“Where is your camp?” he asked abruptly.

“Down on the river, at the big rapid,” she said quietly, busying herself with the child.

“Who are there?”

“My father and two of his men.”

He continued gazing at her as if she were a stranger to him. He was wet to the skin. His hair was plastered in curls about his forehead.

“You must go home,” he said, his voice grating harshly. “Why did you come here?”

She continued her task of caring for the child. She too was trembling, but not with her mad chase after him. The hour’s strenuous exertion had hardly quickened her breathing. All day marches, carrying her bundle and her child, were to her nothing unusual. It was the passion in her that shook her like a palsy.

“Why did you come?” repeated the man. “What do you want?”

She set down the child. Her trembling hands suddenly grew steady. Her face settled into stern lines of calm. Her voice came in the quiet strength of a deep flowing river. She was past all fear, past desire, past hope. She was in full command of herself, of the situation, of him too.

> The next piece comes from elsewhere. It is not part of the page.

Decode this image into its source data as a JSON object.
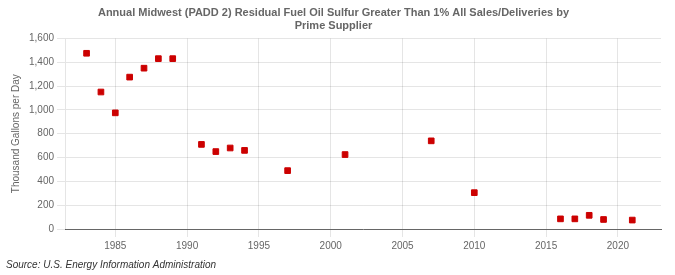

“Two months ago I left my country because I had here,” she laid her hand on her breast, “a great pain to see your face again, to hear you speak, to touch your hand. That is gone, all gone, gone like the snow of last year from the mountains. Today my heart is dead. I have seen your woman. I have seen your face. You have no thought, no love for the Indian girl. To you she is like the dead leaves—nothing! nothing! You would kill her and her child. I saw death in your eyes just now. I go away, back to the Athabasca. You will never see my face again. But before I go I ask you one thing. This boy, this little boy”—for an instant the even calm of her voice was shaken—“he is my son, but first he is your son. What will he be, Indian or white man? The Indian is like the buffalo and the deer. The white man is hunting him from the plains and the woods. Soon he will be like the mountain sheep, only in the lonely valleys or the far mountain tops. What will your boy be? Where will he go? I wait for your voice.”